À época, foram afastados dos cargos: Airson Pereira Ricardo, Alinor Candido da Silva, Cosme Ridoval Gonçalves Manso, Donatalina da Silva Botelho, Durval de Almeida Filho, Eufrásia Conceição dos Santos, Jumara de Jesus Corrêa, Gonçalino de Paula Nunes, Jose Simone de Oliveira e Mário César de Almeida.

Eles estavam lotados nas Secretarias de Serviços Urbanos, Meio Ambiente e Assuntos Fundiários, Fazenda, Gestão e na Procuradoria Fiscal. Como houve a constatação de que estavam envolvidos na fraude tributária, os servidores foram demitidos em 17 de julho de 2013 pelo então prefeito da Capital, Mauro Mendes.

A Delegacia Fazendária descobriu  que  os servidores estavam envolvidos em fraude no banco de dados do sistema de administração tributária da Prefeitura. Eles acessavam o módulo financeiro do contribuinte e davam baixa de débitos sem a respectiva contrapartida do crédito nos cofres do município. Num primeiro momento, as investigações apontaram desvio na ordem de R$ 2,5 milhões.

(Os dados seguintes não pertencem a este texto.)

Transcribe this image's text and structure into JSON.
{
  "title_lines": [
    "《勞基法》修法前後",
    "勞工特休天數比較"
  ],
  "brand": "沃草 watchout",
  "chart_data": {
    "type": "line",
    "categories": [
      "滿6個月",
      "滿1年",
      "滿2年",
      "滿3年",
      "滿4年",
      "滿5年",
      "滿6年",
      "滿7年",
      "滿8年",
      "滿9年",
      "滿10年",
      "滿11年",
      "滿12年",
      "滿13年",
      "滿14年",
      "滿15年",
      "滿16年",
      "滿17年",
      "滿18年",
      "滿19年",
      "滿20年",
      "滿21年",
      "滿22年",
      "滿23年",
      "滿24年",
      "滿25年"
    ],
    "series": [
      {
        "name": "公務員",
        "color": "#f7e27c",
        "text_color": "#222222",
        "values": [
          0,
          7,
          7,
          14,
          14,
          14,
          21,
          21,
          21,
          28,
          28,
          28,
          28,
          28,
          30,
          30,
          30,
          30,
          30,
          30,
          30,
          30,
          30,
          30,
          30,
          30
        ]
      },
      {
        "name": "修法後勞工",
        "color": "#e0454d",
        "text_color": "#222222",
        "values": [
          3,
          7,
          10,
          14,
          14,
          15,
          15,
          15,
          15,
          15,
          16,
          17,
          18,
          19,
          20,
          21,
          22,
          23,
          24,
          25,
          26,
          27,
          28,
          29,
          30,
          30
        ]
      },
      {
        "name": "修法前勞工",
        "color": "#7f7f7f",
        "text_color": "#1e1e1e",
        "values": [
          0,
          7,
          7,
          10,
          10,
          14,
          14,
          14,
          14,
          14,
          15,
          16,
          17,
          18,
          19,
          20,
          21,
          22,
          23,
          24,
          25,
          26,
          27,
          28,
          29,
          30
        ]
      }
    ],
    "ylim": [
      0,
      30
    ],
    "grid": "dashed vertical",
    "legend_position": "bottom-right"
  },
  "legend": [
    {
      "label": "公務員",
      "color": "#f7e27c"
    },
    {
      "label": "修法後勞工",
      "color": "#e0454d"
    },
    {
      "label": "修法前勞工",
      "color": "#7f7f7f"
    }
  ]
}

As investigações apontaram que além do IPTU, as fraudes também vinham sendo cometidas  no ISSQN, na emissão de certidões e alvarás, ITBI, Habite-se e em dívidas com a extinta Sanecap.

AUDIÊNCIAS

As audiências de instrução e julgamento na ação penal tiveram início no dia 5 de abril deste ano, ocasião que foram tomadas as oitivas de testemunhas com agendamento de outra audiência para o dia 26 de maio deste ano para interrogar os réus. 

Porém, em novo despacho assinado no dia 19 deste ano, a juíza Ana Cristina Mendes remarcou a audiência que será realizada por videoconferência. “Considerando a necessidade de readequar a pauta de audiências deste juízo, redesigno a audiência de instrução e julgamento, outrora designada, para o 05.07.2022, às 14h00min, ocasião em que  serão interrogados os acusados”, decidiu a magistrada na ação penal que tramita desde junho de 2021.